[BRLTTY] Footsteps towards better accessibility in Linux

Nicolas Pitre nico at fluxnic.net
Wed May 21 16:33:55 UTC 2025


On Sat, 5 Apr 2025, Elias Oltmanns wrote:

> Hi all,
> 
> On 2025-04-03 at 21:42:18 (+0200), Nicolas Pitre <nico at fluxnic.net> wrote:
> > My comments are inline below.
> > On Tue, 1 Apr 2025, Aura Kelloniemi wrote:
> > 
> >> Most of us, I believe, are using the Linux console daily. It works quite
> >> nicely for most of us, I think. There are some issues though: most
> >> importantly, sighted people generally don't use Linux console nowadays.
> >> Linux's console infrastructure is pretty much deprecated and the code receives
> >> very little maintenance.
> > 
> > I didn't see any deprecation notice yet. And the code receives little 
> > maintenance because for the most part it just works!
> 
> Well, if memory serves me right, Samuel had to raise the alarm rather
> forcefully in order to keep character injection working only a few years
> ago. My impression was that he may have had a hard time getting his
> patches into the main line kernel exactly because there are not many
> people comfortable touching the old code and because most users were not
> affected. It was impressive and quite a stroke of luck to the
> unsuspecting braille user that Samuel not only saw this issue coming
> very early on but also was able to provide patches and persuade people
> to merge them eventually.

Yep. I provided a little persuasion nudge too.

> The watch dog part of this will be required whatever component the 
> accessibility stack relies upon, but there are good reasons to believe 
> that getting patches merged into ancient parts of the linux kernel is 
> and should be harder than more recent code running in user space.

For the record, in the last month or so, I've contributed a total of 24 
patches modifying the Linux console that are on their way for inclusion 
in Linux v6.16. They cover:

- Updated character double-width handling (moved from Unicode 5.0 to 16.0)

- Added support for zero-width characters

- added support for Unicode decomposition

- Display of a fallback glyph when the actual glyph is unavailable

- Native support for bracketed paste (with a hook for BRLTTY's benefit)

- Extension to obtain the cursor position on screens larger than 256x256 characters

So it is not as hard as it may seem if you are serious.

> Writing this email in Emacs within tmux running on the console right 
> now, the space after 😊 gets swallowed on my braille 
> display.Subsequent editing on the same line gets very confusing 
> because characters change position or double on a screen refresh.

This will be fixed once you start using that new kernel.

> So, the nice thing is that we actually have a choice between sustaining
> the console experience and improving the GUI experience, the hard thing
> is to figure out where to invest our resources most effectively.
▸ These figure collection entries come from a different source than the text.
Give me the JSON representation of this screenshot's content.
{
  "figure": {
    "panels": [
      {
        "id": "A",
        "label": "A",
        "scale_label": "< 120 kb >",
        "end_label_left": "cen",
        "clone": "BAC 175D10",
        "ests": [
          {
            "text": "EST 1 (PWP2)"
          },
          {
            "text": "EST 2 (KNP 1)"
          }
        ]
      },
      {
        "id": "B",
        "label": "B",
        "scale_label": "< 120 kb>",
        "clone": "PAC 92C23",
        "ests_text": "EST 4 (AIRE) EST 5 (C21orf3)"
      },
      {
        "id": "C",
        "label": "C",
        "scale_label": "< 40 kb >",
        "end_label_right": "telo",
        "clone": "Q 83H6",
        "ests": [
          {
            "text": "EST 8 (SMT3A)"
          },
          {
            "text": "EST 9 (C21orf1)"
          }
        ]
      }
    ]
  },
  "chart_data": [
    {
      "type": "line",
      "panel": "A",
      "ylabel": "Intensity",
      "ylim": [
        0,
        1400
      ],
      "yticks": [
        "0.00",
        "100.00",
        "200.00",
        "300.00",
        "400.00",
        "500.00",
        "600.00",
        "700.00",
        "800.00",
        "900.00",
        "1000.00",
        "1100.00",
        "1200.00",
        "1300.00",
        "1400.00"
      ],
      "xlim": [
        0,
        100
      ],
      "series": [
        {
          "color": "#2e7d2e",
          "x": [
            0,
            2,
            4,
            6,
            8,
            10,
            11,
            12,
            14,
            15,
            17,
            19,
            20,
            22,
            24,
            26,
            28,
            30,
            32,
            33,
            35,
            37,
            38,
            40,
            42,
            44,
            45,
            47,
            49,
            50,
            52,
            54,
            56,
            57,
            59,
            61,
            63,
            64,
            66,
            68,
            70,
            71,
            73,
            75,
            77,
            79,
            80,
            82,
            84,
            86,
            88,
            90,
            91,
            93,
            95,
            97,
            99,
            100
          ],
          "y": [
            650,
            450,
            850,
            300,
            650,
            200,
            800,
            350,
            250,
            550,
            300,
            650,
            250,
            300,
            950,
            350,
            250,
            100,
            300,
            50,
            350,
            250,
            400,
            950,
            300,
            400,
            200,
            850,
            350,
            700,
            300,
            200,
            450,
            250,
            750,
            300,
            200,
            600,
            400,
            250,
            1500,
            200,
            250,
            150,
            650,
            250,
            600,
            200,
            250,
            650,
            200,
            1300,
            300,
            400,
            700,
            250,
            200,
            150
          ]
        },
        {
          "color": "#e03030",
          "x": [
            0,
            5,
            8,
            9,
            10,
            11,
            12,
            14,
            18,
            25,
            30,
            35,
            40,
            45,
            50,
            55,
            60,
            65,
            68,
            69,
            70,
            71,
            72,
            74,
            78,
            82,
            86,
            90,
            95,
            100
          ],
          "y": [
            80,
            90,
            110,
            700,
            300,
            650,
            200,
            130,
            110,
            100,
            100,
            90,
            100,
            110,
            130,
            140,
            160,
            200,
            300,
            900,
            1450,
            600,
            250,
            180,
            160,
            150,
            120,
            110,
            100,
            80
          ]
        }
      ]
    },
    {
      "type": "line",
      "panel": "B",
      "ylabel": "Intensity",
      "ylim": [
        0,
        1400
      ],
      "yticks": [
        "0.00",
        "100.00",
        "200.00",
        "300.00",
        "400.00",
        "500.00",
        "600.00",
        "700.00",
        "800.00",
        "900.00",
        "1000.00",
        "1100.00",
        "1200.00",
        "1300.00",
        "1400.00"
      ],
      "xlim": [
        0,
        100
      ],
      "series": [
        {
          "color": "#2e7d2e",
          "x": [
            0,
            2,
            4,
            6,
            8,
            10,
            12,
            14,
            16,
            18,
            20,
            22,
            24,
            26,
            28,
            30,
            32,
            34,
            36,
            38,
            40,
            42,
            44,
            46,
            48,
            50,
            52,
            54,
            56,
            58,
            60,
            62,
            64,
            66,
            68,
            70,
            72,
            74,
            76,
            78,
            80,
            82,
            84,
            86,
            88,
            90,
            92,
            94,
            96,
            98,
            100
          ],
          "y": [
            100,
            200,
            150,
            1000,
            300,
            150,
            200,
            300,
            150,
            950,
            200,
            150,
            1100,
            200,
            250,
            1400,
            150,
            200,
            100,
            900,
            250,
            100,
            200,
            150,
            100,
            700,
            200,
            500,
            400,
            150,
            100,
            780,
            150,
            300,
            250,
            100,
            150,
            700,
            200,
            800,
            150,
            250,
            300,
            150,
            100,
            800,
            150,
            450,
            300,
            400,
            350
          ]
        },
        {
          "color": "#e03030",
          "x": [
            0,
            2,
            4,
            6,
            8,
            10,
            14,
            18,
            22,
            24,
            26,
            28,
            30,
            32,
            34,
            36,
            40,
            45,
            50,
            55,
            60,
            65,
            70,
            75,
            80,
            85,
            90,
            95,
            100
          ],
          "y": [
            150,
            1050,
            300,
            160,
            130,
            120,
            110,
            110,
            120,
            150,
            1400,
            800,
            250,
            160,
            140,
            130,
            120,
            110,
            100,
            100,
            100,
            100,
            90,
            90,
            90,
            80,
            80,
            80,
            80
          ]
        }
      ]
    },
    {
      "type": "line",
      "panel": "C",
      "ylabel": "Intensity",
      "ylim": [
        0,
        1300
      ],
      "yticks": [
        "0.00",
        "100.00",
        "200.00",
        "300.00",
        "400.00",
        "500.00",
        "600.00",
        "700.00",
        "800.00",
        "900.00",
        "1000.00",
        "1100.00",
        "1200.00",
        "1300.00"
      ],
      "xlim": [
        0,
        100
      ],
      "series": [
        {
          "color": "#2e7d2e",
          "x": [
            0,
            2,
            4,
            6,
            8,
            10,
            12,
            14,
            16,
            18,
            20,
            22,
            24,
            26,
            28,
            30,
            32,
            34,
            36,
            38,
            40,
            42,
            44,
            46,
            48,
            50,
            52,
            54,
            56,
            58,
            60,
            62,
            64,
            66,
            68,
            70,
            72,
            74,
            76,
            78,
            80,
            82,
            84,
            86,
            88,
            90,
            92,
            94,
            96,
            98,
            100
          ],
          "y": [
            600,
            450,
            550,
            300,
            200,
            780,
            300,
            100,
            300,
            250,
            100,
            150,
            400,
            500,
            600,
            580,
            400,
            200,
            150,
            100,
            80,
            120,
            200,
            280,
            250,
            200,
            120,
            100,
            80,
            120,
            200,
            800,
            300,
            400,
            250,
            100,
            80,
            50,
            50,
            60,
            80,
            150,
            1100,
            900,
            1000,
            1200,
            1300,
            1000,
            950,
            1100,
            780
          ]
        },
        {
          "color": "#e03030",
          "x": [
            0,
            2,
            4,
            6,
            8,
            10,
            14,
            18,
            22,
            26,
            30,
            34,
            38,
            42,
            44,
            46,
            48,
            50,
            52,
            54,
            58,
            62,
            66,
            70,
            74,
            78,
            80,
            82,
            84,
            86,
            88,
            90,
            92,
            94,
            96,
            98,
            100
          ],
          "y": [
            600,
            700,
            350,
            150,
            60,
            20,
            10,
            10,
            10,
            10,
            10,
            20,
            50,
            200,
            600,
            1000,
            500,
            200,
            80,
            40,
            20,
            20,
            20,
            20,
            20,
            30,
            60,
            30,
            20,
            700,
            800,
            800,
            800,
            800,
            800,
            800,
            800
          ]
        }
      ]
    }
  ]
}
That is
> why I welcome Auras initiative for this discussion.

I strongly prefer working in a console environments, which is why I've 
focused my development efforts and contributions there. Working 
independently, I've made useful progress. We have to recognize that 
creating equivalent GUI functionality would require a team effort rather 
than a solo endeavor though.

In any case, involvement is required. Nothing ever happens without it.